Rental income at Tritax EuroBox dipped by 2.6% in the six months ended 31 March to €74.3m (£63.7m), as a result of the group’s disposals programme.

The industrial investor has sold more than €170m of assets and said it was on track to complete its disposals programme, launched 18 months ago, by the end of 2024.

Despite the decline in income, the group said it continued to collect 100% of rents and had reduced its vacancy rate from 5.4% to 3.9%.

The value of its portfolio fell marginally over the period from €1.6bn at the end of 2023 to €1.5bn at the 2024 half-year point, led largely by disposals and a continued sector-wide outward yield shift.

Chair Robert Orr said: “Despite the challenging macro-economic backdrop, our portfolio remains well-positioned. The high-quality assets and strong income characteristics are demonstrated by our 100% rent collection, high occupancy, roster of strong customers on long leases and annual rental increases through indexation.

“However, the continuation of restrictive monetary conditions has caused investment markets to remain subdued and valuation yields to drift higher across European logistics markets. Reflecting these market conditions, during the period we experienced a small reduction in the valuation of our portfolio. In spite of this, we are encouraged to see macro-economic expectations improving and investor sentiment turning more positive.”

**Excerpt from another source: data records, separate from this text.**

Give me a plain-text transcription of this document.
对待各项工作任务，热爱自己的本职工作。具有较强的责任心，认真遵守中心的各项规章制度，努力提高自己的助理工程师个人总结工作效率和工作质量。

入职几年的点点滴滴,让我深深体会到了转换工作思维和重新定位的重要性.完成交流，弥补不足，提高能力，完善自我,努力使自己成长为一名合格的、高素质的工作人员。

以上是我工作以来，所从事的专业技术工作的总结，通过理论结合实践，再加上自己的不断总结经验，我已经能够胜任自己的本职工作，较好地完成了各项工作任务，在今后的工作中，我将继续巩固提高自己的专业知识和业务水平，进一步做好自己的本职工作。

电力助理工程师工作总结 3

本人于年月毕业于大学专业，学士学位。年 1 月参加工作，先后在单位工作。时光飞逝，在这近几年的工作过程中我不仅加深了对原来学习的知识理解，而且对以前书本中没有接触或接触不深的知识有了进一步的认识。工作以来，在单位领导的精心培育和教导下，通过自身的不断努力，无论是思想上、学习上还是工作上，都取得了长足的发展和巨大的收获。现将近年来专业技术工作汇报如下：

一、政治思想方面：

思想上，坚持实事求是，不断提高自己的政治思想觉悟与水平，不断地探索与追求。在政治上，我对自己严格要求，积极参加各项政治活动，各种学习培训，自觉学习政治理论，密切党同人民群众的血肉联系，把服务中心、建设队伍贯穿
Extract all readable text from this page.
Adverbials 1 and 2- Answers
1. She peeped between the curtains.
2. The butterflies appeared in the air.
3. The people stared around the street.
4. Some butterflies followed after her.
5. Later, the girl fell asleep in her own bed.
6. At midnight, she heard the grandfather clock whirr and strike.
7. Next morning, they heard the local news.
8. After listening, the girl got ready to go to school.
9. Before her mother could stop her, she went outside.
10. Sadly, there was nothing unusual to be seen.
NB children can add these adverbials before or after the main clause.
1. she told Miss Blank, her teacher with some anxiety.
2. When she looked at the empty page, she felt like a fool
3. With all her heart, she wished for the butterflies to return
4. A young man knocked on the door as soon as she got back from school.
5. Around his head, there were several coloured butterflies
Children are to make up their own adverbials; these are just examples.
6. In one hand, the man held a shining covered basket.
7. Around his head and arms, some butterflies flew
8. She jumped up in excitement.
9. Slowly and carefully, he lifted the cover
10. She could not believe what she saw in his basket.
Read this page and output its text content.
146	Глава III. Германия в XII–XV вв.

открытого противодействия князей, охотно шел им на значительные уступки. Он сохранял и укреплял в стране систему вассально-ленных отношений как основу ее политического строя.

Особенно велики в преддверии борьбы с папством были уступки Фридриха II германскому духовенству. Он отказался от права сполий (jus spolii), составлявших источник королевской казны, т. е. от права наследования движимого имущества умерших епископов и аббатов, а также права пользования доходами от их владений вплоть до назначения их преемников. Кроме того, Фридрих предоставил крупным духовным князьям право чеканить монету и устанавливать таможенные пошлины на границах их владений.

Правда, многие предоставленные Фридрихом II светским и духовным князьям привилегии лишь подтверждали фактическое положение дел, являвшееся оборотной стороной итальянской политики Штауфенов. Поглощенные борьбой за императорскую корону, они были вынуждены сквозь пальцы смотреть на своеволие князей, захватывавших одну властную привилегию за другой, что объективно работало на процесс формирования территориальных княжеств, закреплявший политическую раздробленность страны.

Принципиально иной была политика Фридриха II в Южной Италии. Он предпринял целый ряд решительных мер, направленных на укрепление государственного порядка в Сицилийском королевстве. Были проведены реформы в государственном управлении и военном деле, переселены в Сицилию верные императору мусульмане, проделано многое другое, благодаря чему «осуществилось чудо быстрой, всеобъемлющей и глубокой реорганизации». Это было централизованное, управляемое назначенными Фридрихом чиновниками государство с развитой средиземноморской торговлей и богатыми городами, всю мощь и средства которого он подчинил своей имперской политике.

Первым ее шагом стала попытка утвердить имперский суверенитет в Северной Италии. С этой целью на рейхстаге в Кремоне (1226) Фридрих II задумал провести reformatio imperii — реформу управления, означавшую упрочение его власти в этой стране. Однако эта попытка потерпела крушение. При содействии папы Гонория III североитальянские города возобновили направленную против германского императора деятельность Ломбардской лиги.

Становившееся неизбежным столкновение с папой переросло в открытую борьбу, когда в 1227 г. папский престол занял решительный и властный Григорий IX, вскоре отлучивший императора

Orr said the group remained confident in the ability of its portfolio to deliver strong returns but was “acutely aware” of the significant discount to NAV it was currently trading at and was in “regular dialogue” over how to address the issue.

The group’s 12-month average discount to NAV is around 37%.

He said there was increasing confidence that the cycle of interest rate increases across Europe had now passed and that occupational markets remained “broadly healthy”. However, he did warn that a more challenging economic outlook across Continental Europe was leading to increasing caution from some occupiers, with decision-making taking longer and expansion plans being reviewed.